7 Pasal 16 (1) Setiap penyandang cacat berhak mendapatkan informasi yang bermanfaat dan berguna untuk kepentinganya dalam segala aspek kehidupan dan penghidupan. (2) Informasi sebagaimana dimaksud pada ayat (1) diberikan secara benar, akurat dan tepat waktu.

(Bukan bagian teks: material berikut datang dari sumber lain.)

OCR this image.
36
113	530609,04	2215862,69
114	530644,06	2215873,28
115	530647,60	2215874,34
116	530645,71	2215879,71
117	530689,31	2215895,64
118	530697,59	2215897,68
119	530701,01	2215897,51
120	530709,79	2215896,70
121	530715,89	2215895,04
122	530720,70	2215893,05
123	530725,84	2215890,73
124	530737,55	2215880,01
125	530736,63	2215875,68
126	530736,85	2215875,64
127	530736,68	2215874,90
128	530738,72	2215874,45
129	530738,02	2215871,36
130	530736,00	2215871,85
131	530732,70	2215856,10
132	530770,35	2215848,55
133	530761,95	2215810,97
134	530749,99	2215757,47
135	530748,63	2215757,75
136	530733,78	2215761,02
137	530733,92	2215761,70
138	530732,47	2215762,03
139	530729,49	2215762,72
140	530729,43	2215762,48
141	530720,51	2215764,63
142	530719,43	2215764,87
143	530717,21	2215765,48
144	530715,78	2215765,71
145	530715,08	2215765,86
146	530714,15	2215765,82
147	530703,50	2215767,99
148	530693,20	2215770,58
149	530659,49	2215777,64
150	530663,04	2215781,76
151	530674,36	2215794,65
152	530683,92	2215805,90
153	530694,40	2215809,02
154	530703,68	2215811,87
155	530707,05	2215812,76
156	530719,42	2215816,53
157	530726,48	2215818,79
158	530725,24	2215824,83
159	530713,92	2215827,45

Pasal 17 Setiap penyandang cacat berhak mendapatkan pelayanan khusus yang dibutuhkan dalam pemenuhan aksesibilitas pada sarana dan prasarana umum yang meliputi bangunan umum dan jalan umum dilakukan melalui kemudahan : a. melakukan pembayaran pada loket/kasir; b. melakukan antrian; dan c. keperluan-keperluan lainnya yang membutuhkan pelayanan khusus. BAB V KEWAJIBAN PEMERINTAH DAERAH Pasal 18 Dalam rangka pemberdayaan penyandang cacat Pemerintah Daerah mempunyai kewajiban dalam bidang: a. rehabilitasi; b. bantuan sosial; c. pemeliharaan taraf kesejahteraan sosial; d. memberikan dan memfasilitasi dalam mengatasi permasalahan sosial; dan e. melakukan sosialisasi terhadap penyandang cacat. Pasal 19 Rehabilitasi sebagaimana dimaksud dalam Pasal 18 huruf a diarahkan untuk mengoptimalkan dan mengembangkan fungsi fisik, mental dan sosial penyandang cacat agar dapat melaksanakan fungsi sosialnya secara wajar sesuai dengan bakat, kemampuan, pendidikan dan pengalaman. Pasal 20 Rehabilitasi sebagaimana dimaksud dalam Pasal 18 dimaksudkan untuk memulihkan dan mengembangkan kemauan dan kemampuan penyandang cacat agar dapat melaksanakan fungsi sosialnya secara optimal dalam hidup bermasyarakat. Pasal 21 (1) Rehabilitasi dilakukan dengan pemberian pelayanan sosial secara utuh dan terpadu melalui kegiatan pendekatan fisik, mental dan sosial berupa; a. motivasi; b. bimbingan mental; c. bimbingan fisik; d. bimbingan sosial;
8 e. bimbingan ketrampilan; f. bimbingan resosialisasi; g. bimbingan dan pembinaan sosial; dan h. bimbingan lanjut. (2) Rehabilitasi sebagaimana dimaksud pada ayat (1) untuk waktu mendatang perlu perintisan adanya panti rehabilitasi sosial penyandang cacat yang didirikan oleh Pemerintah Daerah dan/atau Lembagalembaga masyarakat. Pasal 22 (1) Bantuan sosial sebagaimana dimaksud dalam Pasal 18 huruf b diarahkan untuk membantu penyandang cacat agar dapat meningkatkan taraf kesejahteraan dan menumbuhkembangkan kepedulian lingkungannya. (2) Bantuan sosial sebagaimana dimaksud pada ayat (1) bagi penyandang cacat bertujuan untuk: a. membantu mengupayakan pemenuhan kebutuhan hidup dasar penderita cacat; b. mengembangkan usaha dalam rangka kemandirian penyandang cacat; dan c. mendapatkan kemudahan dalam memperoleh kesempatan berusaha. (3) Bantuan sosial sebagaimana dimaksud pada ayat (1) diberikan kepada: a. penyandang cacat yang tidak mampu, sudah direhabilitasi tetapi belum bekerja; atau b. penyandang cacat yang tidak mampu, belum direhabilitasi, memiliki ketrampilan dan belum bekerja. (4) Bantuan sosial yang sebagaimana dimaksud pada ayat (1) dapat berupa: a. bantuan material; b. bantuan finansial; c. bantuan fasilitas pelayanan; atau d. bantuan informasi. (5) Bantuan sosial diberikan oleh Pemerintah Daerah dan/atau lembagalembaga masyarakat secara terpadu dan bersifat tidak tetap, serta dilaksanakan sesuai dengan arah dan tujuan pemberian bantuan sosial. Pasal 23 (1)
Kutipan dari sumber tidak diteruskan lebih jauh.